A l’origine, l’autonomie du Québec est liée à une vision conservatrice et cléricale de la société
Mais trois thèmes ont particulièrement retenu notre attention. D’abord l’histoire de la «découverte» du Canada, par Jacques Cartier au 16ème siècle puis Samuel de Champlain au début du 17ème, leurs contacts pacifiques ou guerriers avec les Indiens Algonquins ou Iroquois, réduits souvent aujourd’hui à des populations d’assistés économiques ghettoïsés et alcooliques. En passant, l’auteure écorne, au sujet de ces aventuriers et conquérants venus du Vieux Monde, un certain nombre de pieuses légendes hagiographiques. Un deuxième thème revient dans de multiples «entrées»: la question, qui fut si brûlante et qui reste sensible, de la francophonie et de sa défense face à la langue anglaise. Notons en passant que Denise Bombardier fut une indépendantiste fervente, à l’époque où, en 1967, le général de Gaulle lançait à la foule, de l’hôtel de ville de Montréal, son fameux «Vive le Québec libre!» Elle a mis aujourd’hui de l’eau dans son sirop d’érable… Mais sait-on que cette défense de la langue française et la revendication d’une très large autonomie de la Belle Province furent à l’origine liées à une vision ultra-conservatrice et cléricale de la société? Jusque dans les années 1960, les familles de 14 enfants n’étaient pas rares, et elles vivaient souvent dans une grande pauvreté. C’était la «revanche des berceaux», exaltée par l’Eglise, et conçue comme une revanche démographique contre la mainmise anglaise sur le Canada en 1760. Certains indépendantistes voulurent imposer plus tard le «joual», une langue provinciale dialectale qui se distinguerait du «colonialisme français», mais qui aurait conduit les Québécois à un complet repli sur eux-mêmes! Un nouveau nationalisme, mais lui progressiste et moderne, est né vers 1960. Il est lié à la montée du Parti libéral (socialisant) puis du Parti québécois de René Lévesque, qui ont été les artisans de la fameuse «Révolution tranquille». Phénomène quasi unique au monde, celle-ci a mis fin en quelques années, et sans violence, au Québec ancien, qui était depuis un siècle totalement sous l’emprise cléricale d’un catholicisme particulièrement réactionnaire. Tout alors – écoles, hôpitaux, services sociaux – dépendait d’une Eglise qui gouvernait les âmes dans la crainte des «péchés mortels», au premier plan desquels était la sexualité (à moins qu’elle ne fût un «devoir» lié à la reproduction).

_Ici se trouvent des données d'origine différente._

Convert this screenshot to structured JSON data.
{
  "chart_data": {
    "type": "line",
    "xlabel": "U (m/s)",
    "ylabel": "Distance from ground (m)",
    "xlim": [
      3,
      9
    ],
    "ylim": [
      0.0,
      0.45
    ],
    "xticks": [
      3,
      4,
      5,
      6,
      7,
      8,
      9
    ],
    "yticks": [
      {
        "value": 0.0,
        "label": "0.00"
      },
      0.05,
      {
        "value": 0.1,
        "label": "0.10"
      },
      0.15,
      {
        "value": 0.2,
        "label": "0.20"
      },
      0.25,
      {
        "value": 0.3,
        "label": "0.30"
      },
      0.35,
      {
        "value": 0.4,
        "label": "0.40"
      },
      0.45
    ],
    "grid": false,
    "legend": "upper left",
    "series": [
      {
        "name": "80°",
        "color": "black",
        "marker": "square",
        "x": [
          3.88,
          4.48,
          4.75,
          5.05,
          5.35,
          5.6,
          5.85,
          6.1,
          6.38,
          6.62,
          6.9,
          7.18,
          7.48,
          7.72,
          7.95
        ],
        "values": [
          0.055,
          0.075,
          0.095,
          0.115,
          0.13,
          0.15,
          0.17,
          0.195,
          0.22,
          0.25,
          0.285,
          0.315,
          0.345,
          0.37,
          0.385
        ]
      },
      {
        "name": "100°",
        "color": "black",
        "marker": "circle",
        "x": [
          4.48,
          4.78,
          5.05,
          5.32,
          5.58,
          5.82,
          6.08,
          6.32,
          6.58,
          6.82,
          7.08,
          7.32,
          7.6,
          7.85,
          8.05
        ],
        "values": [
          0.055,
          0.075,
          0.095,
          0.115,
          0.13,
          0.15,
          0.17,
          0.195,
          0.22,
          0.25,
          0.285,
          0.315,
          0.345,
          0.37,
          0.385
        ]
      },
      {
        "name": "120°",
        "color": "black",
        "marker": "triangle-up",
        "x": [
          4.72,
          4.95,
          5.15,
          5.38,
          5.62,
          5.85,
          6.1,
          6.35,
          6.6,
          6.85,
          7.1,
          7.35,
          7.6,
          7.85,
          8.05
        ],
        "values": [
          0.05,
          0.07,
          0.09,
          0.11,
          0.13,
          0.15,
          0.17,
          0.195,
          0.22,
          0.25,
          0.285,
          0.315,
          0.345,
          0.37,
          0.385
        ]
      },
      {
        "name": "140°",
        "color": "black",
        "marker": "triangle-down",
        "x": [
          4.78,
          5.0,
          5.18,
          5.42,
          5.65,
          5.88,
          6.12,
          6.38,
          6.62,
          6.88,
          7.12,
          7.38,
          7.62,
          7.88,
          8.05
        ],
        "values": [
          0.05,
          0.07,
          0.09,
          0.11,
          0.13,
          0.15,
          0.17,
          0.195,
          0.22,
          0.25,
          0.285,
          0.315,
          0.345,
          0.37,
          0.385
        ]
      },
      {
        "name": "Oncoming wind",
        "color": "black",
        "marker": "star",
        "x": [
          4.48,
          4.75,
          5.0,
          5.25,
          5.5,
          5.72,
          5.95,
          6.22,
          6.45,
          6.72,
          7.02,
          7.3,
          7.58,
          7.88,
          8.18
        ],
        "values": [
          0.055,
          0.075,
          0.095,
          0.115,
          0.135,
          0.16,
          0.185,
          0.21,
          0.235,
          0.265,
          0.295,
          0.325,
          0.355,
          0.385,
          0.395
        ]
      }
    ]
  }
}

Dans les pas du modèle suédois
De ce formidable mouvement de rejet est né le Québec moderne, laïc, et un Etat-Providence sur l’exemple de la Suède social-démocrate. Cela certes au prix d’une fiscalité très élevée et d’un certain abandon du communautarisme, avec ses valeurs d’entraide, au profit d’un individualisme croissant. Cette Révolution tranquille a vidé les couvents et les ordres religieux, désertés par leurs prêtres et bonnes sœurs. Elle a aussi conduit à une spectaculaire libération de la femme. Enfin, elle a favorisé une industrialisation et un remarquable essor de l’énergie hydroélectrique, mais dont les colossaux barrages dans le Grand Nord provoquent une levée de boucliers écologiste… Comme on le voit, rien n’est simple dans le développement d’un pays. Au-delà du cas québécois (qui pourtant fascine le lecteur par son exotisme des grands froids, ses particularités langagières et ses coutumes parfois pittoresques), ce livre met donc en avant un certain nombre de problématiques quasi universelles. Ou la diversité régionale dans l’unité de la vie des hommes.